Von Klaus Buttinger, 07. April 2018, 00:05 Uhr
Erinnerungen an den Bürgerschreck
Das Attentat auf Rudi Dutschke (Faksimile OÖN), den zentralen Agitator der linken Studentenbewegung, wurde zur Zäsur der deutschen 1968er-Bewegung. Bild: APA

Vor 50 Jahren schoss ein Neonazi drei Kugeln auf die linke Führungsfigur der deutschen 1968er-Bewegung, Rudi Dutschke. Die Hassprediger saßen in den Redaktionsstuben von "Bild" und "Nationalzeitung".

Der Weihnachtsbaum war geschmückt, der Braten im Rohr. Die Mutter rief nach den Kindern, sie sollten zum Essen kommen. Sie wunderte sich, dass ihr Mann so lange im Bad blieb – und sah nach ihm. Gretchen Dutschke, Mutter von Polly und Hosea Ché, fand ihren Mann Rudi tot in der Badewanne. Er, die Führungsfigur der 1968er-Bewegung in Deutschland, war während eines epileptischen Anfalls ertrunken – eine der Folgen eines Attentats elf Jahre zuvor.

Am 11. April vor 50 Jahren schoss der 23-jährige arbeitslose Anstreicher Josef Bachmann Dutschke von der Spitze der deutschen Protestkultur. Jene "drei Kugeln auf Rudi Dutschke" – wie Liedermacher Wolf Biermann später singen würde – lösten die schwersten Ausschreitungen der laufenden Proteste aus ("Osterunruhen"). Die Studenten machten die Springer-Presse für das Attentat verantwortlich. Deren Tageszeitung "Bild" hatte Anfang Februar geschrieben: "Man darf auch nicht die ganze Dreckarbeit der Polizei und ihren Wasserwerfern überlassen" und Tage vor dem Attentat zum "Ergreifen" der "Rädelsführer" der Proteste aufgerufen. Nach dem Attentat stoppten Tausende Demonstrierende die Auslieferung der Zeitung. Die Molotowcocktails, mit denen die Springer-Lieferwagen in Brand gesteckt wurden, hatte übrigens ein V-Mann des Berliner Verfassungsschutzes unter den Demonstranten verteilt. Parallelen zum NSU-Skandal sind auffällig.
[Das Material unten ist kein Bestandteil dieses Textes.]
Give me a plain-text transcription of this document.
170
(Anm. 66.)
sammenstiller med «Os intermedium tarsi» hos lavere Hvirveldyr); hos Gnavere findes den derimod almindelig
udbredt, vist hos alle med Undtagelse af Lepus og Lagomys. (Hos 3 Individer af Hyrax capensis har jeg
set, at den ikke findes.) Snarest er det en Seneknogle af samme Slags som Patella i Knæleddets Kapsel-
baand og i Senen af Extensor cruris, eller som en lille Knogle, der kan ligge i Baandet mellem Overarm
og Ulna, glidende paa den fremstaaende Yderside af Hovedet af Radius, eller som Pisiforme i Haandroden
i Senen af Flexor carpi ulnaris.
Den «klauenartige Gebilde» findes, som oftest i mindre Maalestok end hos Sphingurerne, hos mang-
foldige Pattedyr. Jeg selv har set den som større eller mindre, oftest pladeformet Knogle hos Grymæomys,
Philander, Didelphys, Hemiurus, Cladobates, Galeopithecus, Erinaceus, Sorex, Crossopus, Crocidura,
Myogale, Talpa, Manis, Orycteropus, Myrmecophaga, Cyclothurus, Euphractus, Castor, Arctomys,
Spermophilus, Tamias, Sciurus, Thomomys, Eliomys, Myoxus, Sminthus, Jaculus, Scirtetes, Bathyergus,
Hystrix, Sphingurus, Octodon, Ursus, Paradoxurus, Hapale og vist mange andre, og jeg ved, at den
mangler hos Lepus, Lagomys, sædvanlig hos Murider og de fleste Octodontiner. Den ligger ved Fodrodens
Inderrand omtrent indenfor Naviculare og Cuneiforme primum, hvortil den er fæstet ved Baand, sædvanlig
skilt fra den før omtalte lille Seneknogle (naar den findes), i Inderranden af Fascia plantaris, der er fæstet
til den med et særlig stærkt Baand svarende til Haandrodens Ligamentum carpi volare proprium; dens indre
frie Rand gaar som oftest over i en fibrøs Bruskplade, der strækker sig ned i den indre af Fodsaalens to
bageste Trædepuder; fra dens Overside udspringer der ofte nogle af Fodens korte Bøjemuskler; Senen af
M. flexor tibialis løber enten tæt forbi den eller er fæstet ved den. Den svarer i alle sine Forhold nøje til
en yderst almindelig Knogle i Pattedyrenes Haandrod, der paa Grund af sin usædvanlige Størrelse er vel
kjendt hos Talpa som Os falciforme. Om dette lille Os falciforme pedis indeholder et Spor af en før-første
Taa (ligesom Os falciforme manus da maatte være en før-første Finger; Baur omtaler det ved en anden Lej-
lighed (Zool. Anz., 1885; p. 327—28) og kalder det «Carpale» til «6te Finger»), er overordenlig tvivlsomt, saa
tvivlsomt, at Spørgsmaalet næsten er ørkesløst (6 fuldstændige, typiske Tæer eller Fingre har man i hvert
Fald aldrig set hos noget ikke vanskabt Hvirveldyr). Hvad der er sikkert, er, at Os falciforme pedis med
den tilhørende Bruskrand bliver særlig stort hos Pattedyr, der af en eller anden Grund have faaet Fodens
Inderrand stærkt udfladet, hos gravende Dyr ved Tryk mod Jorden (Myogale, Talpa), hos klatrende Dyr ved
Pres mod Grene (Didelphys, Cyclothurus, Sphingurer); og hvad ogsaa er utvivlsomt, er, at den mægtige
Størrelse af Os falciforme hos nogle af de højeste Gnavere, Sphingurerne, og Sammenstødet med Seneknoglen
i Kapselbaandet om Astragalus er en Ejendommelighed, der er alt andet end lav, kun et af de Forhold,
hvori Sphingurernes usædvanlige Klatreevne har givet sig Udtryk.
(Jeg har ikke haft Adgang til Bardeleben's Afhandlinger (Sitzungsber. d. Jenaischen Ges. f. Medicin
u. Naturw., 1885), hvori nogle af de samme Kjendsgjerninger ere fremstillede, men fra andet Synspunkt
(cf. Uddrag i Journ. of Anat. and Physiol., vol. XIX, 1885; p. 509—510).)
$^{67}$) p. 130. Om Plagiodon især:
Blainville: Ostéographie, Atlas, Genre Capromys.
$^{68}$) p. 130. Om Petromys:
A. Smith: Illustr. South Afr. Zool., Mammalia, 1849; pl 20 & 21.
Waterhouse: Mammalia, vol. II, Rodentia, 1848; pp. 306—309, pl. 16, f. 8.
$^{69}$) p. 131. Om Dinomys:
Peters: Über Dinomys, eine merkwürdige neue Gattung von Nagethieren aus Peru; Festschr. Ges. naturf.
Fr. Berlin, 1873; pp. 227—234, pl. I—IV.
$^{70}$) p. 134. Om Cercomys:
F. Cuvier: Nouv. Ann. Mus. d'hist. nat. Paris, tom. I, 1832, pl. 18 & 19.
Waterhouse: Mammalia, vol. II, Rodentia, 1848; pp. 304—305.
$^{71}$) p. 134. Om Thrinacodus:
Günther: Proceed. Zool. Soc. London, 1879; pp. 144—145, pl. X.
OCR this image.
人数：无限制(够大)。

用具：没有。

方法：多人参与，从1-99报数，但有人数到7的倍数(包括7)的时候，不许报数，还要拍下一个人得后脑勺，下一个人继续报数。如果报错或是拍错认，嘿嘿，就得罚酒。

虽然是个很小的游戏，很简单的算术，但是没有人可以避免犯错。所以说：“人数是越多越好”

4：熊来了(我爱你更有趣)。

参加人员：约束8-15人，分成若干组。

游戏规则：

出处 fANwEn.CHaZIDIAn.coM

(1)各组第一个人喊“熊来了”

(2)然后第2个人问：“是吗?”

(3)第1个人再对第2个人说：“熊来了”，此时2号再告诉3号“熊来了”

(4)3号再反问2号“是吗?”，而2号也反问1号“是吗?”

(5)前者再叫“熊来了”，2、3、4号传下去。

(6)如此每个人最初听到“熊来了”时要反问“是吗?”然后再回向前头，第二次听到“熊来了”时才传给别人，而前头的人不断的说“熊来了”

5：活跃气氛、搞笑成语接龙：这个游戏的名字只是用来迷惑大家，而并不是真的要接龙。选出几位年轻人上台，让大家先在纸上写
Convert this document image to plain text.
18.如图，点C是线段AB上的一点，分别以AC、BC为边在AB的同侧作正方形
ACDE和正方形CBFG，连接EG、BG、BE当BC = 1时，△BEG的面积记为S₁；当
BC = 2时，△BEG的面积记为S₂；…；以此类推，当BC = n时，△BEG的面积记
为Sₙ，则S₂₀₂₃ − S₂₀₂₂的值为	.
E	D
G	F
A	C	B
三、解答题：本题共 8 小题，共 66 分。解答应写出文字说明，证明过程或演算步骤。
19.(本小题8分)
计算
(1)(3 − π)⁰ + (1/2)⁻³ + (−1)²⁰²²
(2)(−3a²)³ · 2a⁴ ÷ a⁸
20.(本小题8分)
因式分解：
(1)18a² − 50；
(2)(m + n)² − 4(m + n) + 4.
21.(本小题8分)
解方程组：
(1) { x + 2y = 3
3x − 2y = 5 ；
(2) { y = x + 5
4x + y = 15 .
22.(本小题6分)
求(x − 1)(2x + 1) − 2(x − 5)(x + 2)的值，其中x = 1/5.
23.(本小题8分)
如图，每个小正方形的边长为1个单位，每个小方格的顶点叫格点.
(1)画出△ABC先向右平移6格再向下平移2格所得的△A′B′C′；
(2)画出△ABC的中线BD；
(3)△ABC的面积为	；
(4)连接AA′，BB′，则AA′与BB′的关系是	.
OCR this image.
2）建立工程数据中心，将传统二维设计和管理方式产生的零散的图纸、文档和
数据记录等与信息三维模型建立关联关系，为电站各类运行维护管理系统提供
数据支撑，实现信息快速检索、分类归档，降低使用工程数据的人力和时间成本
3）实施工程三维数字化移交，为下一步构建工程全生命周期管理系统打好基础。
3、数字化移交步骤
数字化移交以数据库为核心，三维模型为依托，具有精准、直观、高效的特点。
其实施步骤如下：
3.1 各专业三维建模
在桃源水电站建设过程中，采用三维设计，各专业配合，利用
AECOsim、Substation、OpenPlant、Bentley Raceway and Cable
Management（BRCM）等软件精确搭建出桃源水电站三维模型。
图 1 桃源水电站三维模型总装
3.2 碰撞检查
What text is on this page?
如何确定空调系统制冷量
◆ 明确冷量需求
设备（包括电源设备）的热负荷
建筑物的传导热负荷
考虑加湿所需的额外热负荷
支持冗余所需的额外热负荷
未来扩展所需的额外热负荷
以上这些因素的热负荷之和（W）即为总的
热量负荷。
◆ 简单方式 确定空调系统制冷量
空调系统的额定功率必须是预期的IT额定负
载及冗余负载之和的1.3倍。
Attentäter Bachmann hatte, wie 2009 aus DDR-Akten bekannt wurde, Kontakt zu Neonazis. Von ihnen bekam er die Tatwaffe, mit ihnen machte er Schießübungen. In seiner Wohnung hing ein Porträt Hitlers. In seiner Kleidung fand man Ausschnitte aus der Nationalzeitung, die getitelt hatte: "Stoppt den roten Rudi jetzt!" Sieben Jahre Haft bekam Bachmann für versuchten Mord.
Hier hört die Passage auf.